Typically this ranges between:
2 to 4 years
During this period, treatments related to that condition are usually not covered.
For example:
If someone already has diabetes when buying a policy, complications related to diabetes may only be covered after the waiting period ends.
This is why buying insurance early in life becomes extremely valuable.
When you buy a policy at 25 or 30, the waiting period often finishes before major health risks appear.
Why Insurers Have This Clause
At first glance, waiting periods may seem unfair.
But from an insurer’s perspective, the logic is simple.
If someone could buy insurance after becoming seriously ill and immediately claim treatment, the entire insurance model would collapse.
Waiting periods create balance between:
• Protection for the insured
• Sustainability for the insurer
And this balance keeps premiums affordable for everyone.
The New Direction in Health Insurance
The good news is that the industry is evolving.
In recent years, regulators and insurers have worked to reduce waiting periods and improve coverage clarity.
Many insurers now offer:
• Shorter waiting periods
• Special plans for chronic conditions
• Add-on covers to reduce waiting time
The regulator has also pushed for standard definitions and clearer policy wording so customers understand what is covered and when.
That is a positive shift.
The Real Risk: Buying Insurance Too Late
One pattern appears repeatedly.
People delay buying health insurance because they feel healthy.
Then at 45 or 50, they suddenly decide to buy a policy.
But by that time:
• Lifestyle diseases have appeared
• Medical history becomes longer
• Premiums become higher
• Waiting periods become relevant
In some cases, insurers may even impose:
• Disease-specific exclusions
• Premium loading
• Medical tests
Which makes late entry expensive.
Health insurance works best when it is purchased before it is needed.
Three Smart Steps Every Policyholder Should Take
1. Buy Health Insurance Early
Even if you are covered under a corporate policy, a personal health policy ensures continuity.
Waiting periods start immediately and finish earlier in life.

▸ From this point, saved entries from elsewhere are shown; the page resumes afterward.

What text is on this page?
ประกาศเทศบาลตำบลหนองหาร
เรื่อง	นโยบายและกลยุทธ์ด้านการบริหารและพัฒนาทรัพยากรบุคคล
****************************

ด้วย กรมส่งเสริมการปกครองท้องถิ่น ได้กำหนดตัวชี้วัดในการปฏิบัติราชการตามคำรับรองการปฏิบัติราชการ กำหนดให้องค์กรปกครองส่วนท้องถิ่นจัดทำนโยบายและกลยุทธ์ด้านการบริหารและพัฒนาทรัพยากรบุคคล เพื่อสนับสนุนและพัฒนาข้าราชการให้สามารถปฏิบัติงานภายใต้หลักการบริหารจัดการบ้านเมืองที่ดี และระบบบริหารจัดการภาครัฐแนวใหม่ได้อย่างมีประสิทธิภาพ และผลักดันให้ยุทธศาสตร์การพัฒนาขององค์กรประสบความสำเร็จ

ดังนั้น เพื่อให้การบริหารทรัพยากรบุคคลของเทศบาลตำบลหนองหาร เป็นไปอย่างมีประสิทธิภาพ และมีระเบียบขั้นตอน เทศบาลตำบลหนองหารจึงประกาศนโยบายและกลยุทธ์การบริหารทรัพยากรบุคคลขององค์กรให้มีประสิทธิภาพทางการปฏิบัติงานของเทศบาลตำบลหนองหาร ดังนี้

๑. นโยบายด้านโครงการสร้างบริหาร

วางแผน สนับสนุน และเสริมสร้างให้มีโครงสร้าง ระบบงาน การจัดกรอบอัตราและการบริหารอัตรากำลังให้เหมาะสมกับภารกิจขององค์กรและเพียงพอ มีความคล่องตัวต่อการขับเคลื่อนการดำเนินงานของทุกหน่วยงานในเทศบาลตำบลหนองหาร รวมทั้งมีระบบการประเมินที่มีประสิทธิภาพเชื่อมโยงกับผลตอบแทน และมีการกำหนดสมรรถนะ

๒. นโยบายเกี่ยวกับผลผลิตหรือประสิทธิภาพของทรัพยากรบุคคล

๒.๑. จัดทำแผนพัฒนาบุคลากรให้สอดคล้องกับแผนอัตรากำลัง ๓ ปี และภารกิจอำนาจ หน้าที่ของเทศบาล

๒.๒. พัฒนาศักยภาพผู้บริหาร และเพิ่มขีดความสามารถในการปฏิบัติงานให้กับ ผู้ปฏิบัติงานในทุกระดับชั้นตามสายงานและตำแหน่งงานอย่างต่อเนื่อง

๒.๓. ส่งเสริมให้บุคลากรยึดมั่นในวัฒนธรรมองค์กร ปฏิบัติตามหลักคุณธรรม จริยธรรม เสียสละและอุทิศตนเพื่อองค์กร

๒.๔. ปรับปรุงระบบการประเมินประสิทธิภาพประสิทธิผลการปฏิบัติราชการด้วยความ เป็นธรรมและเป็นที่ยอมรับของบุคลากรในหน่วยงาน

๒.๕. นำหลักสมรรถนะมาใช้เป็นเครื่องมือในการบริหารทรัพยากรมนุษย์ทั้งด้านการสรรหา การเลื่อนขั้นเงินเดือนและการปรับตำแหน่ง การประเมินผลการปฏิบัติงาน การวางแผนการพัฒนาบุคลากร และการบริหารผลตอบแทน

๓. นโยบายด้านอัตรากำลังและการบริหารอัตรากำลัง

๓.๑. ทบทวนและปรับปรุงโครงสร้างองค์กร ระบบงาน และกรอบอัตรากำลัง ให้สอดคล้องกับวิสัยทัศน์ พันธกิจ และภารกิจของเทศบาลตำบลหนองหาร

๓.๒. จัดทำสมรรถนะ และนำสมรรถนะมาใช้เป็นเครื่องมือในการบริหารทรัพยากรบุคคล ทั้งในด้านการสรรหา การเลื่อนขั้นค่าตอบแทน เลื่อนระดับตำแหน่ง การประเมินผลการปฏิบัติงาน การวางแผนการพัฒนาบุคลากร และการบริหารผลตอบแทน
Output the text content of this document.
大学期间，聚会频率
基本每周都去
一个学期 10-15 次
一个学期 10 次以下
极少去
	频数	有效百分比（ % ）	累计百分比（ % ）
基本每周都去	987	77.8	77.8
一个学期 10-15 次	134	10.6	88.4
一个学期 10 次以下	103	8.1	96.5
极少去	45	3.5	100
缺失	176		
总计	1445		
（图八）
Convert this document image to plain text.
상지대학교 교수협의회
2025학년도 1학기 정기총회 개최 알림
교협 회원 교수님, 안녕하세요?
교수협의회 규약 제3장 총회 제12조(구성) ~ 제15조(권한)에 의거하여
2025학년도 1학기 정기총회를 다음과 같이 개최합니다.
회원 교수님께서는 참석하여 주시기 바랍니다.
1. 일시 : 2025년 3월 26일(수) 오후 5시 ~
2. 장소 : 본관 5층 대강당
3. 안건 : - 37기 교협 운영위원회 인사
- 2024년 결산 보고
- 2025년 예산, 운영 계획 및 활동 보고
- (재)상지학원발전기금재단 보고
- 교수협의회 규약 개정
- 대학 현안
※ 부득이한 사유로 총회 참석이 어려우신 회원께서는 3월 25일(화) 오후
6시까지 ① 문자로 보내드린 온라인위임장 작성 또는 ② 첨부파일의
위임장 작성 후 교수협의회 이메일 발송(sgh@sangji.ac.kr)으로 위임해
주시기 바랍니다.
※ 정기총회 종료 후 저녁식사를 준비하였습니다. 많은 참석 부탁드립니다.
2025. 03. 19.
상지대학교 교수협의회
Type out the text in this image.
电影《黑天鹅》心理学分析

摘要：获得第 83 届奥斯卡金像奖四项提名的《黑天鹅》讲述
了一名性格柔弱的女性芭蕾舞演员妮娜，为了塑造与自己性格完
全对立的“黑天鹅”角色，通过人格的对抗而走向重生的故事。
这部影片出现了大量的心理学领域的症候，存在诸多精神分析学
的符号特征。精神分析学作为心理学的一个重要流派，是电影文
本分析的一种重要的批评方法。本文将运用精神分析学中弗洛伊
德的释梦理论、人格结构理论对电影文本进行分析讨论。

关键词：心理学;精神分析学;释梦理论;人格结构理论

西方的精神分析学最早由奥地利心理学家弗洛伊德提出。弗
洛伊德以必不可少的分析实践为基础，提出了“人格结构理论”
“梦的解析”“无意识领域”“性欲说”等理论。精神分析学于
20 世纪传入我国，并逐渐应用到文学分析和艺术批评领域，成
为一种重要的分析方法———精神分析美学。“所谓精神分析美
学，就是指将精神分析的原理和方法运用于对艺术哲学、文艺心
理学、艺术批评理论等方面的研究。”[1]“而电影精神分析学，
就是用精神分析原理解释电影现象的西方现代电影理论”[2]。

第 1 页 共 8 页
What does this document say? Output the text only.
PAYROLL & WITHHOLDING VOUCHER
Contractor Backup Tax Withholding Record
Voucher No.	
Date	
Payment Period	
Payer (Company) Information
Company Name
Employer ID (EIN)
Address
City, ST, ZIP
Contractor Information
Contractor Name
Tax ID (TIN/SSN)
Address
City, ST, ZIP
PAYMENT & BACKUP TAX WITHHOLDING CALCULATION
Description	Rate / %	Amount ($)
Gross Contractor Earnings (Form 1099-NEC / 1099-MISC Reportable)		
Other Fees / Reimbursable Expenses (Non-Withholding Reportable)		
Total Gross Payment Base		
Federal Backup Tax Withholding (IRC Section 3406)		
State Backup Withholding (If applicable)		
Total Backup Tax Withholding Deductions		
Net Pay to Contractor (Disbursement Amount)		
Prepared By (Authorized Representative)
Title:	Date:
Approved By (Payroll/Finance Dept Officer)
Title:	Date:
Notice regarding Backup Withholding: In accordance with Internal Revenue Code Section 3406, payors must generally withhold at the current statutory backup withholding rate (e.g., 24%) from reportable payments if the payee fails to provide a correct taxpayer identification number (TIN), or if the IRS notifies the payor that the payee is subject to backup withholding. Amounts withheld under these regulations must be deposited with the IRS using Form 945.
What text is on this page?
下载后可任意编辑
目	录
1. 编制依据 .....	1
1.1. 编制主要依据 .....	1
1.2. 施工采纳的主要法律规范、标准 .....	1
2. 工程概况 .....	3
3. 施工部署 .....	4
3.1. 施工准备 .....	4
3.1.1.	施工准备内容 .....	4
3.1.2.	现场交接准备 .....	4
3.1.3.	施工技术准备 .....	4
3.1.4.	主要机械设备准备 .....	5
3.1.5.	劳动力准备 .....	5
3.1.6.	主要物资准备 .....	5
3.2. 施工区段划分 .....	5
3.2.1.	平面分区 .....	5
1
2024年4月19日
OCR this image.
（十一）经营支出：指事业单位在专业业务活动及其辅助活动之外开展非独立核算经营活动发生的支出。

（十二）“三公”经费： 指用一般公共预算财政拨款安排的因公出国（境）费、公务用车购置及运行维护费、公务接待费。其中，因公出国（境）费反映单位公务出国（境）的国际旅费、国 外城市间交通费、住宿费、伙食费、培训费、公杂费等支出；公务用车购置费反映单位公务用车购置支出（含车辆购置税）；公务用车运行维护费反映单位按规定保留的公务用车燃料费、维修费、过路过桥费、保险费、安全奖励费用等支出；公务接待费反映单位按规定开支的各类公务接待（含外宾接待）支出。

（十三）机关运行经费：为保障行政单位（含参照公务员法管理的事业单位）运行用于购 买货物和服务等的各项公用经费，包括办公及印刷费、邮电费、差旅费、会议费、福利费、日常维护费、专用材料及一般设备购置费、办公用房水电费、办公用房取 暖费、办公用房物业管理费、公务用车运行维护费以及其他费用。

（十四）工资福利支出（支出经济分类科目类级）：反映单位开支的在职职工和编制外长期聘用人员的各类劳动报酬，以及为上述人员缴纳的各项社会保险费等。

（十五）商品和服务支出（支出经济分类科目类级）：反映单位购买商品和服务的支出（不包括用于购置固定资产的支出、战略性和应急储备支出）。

2. Disclose Medical History Honestly
Even small conditions should be declared.
This includes:
• BP medication
• Diabetes diagnosis
• Thyroid treatment
Transparency protects your future claims.
3. Understand Your Waiting Period
Every policy document specifies:
• Pre-existing disease waiting period
• Specific disease waiting periods
• Initial waiting period for general claims
Knowing these timelines helps set realistic expectations.
A Practical Example
Imagine two individuals.
Both are 40 years old.
Person A bought health insurance at 28.
Person B bought health insurance at 40.
If both develop a lifestyle disease at 42:
Person A likely has full coverage.
Person B may still be within waiting period.
Same illness.
Different outcomes.
The difference was simply timing.
The Bigger Picture
India’s healthcare costs are rising rapidly.
A major surgery in a private hospital can easily cost:
₹3 lakh to ₹10 lakh.
In such an environment, health insurance is no longer optional.
It is a basic financial safety net.
But buying insurance alone is not enough.
Understanding the rules that govern it is equally important.
The Final Thought
Health insurance works best when you treat it like a long-term financial asset, not an emergency purchase.
Buy it early.
Disclose honestly.
Let waiting periods quietly pass.
Because the goal of insurance is not to buy a policy.
The goal is to make sure that when life throws a medical surprise, your finances remain protected.